Republican candidate Jeff Lamberti says Iowa’s third district congressman, Leonard Boswell — a Democrat, was wrong to vote against the new Medicare prescription drug benefit for seniors. “There was no reason for anybody to vote against that bill,” Lamberti says. “We have thousands of low income seniors in Iowa who have prescription drug coverage now that they didn’t have before and I think it was a mistake for my opponent to vote against it.”

Boswell says he voted “no” because he objected to the part of the bill that bars the government from negotiating with drug-makers for bulk purchases that would yield cheaper prices for seniors. “I thought this is unreal, so I asked ‘How did that get in there?…And they said, ‘Well, the pharmaceutical (companies) wanted it.’ Well, it’s bad,” Boswell says.

But Lamberti says a federal study concluded seniors would get cheaper drugs, in the long run, if individual insurance companies negotiated with drug makers rather than having the U.S. government negotiate with the pharmaceutical industry. Lamberti says that’s been proven by the lower-than-expected premiums that seniors are paying for their prescription drug plans. “It was projected that the average premium would be about $37 and it’s about $24,” Lamberti says.

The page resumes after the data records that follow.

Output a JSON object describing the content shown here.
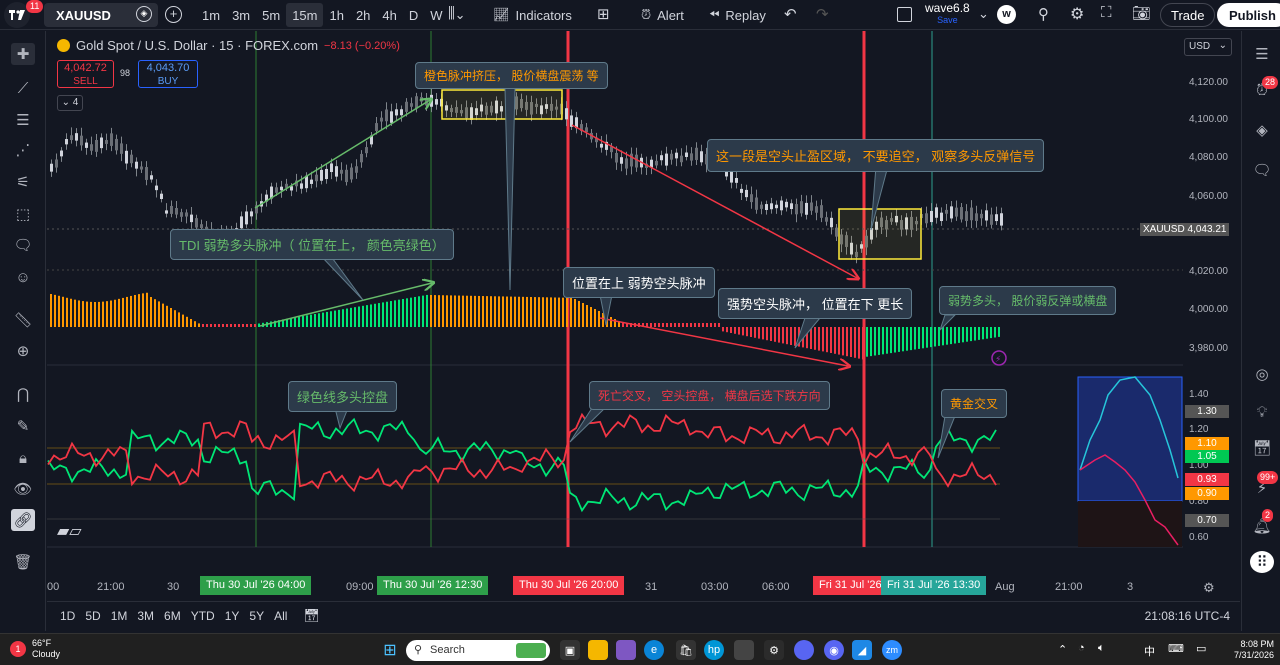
{
  "topbar": {
    "logo_badge": "11",
    "symbol": "XAUUSD",
    "intervals": [
      "1m",
      "3m",
      "5m",
      "15m",
      "1h",
      "2h",
      "4h",
      "D",
      "W"
    ],
    "active_interval": "15m",
    "indicators_label": "Indicators",
    "alert_label": "Alert",
    "replay_label": "Replay",
    "layout_name": "wave6.8",
    "layout_sub": "Save",
    "avatar_letter": "w",
    "trade_label": "Trade",
    "publish_label": "Publish"
  },
  "legend": {
    "title": "Gold Spot / U.S. Dollar · 15 · FOREX.com",
    "change": "−8.13 (−0.20%)",
    "sell_price": "4,042.72",
    "sell_label": "SELL",
    "spread": "98",
    "buy_price": "4,043.70",
    "buy_label": "BUY",
    "collapse_count": "4"
  },
  "annotations": {
    "a1": "橙色脉冲挤压，  股价横盘震荡  等",
    "a2": "这一段是空头止盈区域，  不要追空，  观察多头反弹信号",
    "a3": "TDI 弱势多头脉冲（ 位置在上，  颜色亮绿色）",
    "a4": "位置在上  弱势空头脉冲",
    "a5": "强势空头脉冲，  位置在下  更长",
    "a6": "弱势多头，  股价弱反弹或横盘",
    "a7": "绿色线多头控盘",
    "a8": "死亡交叉，  空头控盘，  横盘后选下跌方向",
    "a9": "黄金交叉"
  },
  "price_axis": {
    "currency": "USD",
    "labels": [
      "4,120.00",
      "4,100.00",
      "4,080.00",
      "4,060.00",
      "4,020.00",
      "4,000.00",
      "3,980.00"
    ],
    "symbol_tag": "XAUUSD",
    "price_tag": "4,043.21",
    "osc_labels": [
      "1.40",
      "1.20",
      "1.00",
      "0.80",
      "0.60"
    ],
    "osc_tags": [
      "1.30",
      "1.10",
      "1.05",
      "0.93",
      "0.90",
      "0.70"
    ],
    "colors": {
      "up": "#26a69a",
      "down": "#f23645",
      "green": "#00e676",
      "orange": "#ff9800",
      "red": "#f23645"
    }
  },
  "time_axis": {
    "labels": [
      "00",
      "21:00",
      "30",
      "09:00",
      "31",
      "03:00",
      "06:00",
      "Aug",
      "21:00",
      "3"
    ],
    "tags": [
      "Thu 30 Jul '26   04:00",
      "Thu 30 Jul '26   12:30",
      "Thu 30 Jul '26   20:00",
      "Fri 31 Jul '26",
      "Fri 31 Jul '26   13:30"
    ]
  },
  "bottombar": {
    "ranges": [
      "1D",
      "5D",
      "1M",
      "3M",
      "6M",
      "YTD",
      "1Y",
      "5Y",
      "All"
    ],
    "clock": "21:08:16 UTC-4"
  },
  "right_badges": {
    "alerts": "28",
    "notif": "99+",
    "msgs": "2"
  },
  "taskbar": {
    "weather_temp": "66°F",
    "weather_desc": "Cloudy",
    "search_placeholder": "Search",
    "lang": "中",
    "time": "8:08 PM",
    "date": "7/31/2026"
  }
}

Boswell says he also voted against the bill because of its ban on importing cheaper prescription drugs from Canada. According to Boswell, states like Iowa and Illinois were “just on the verge” of striking deals that would have saved “a lot of money” by dispensing cheaper Canadian drugs to seniors and low-income people in their states who have the government picking up the bill for their medicine. “There (were) a lot of bad things in there,” Boswell says.

The candidates made their comments at a forum in Des Moines on Sunday morning.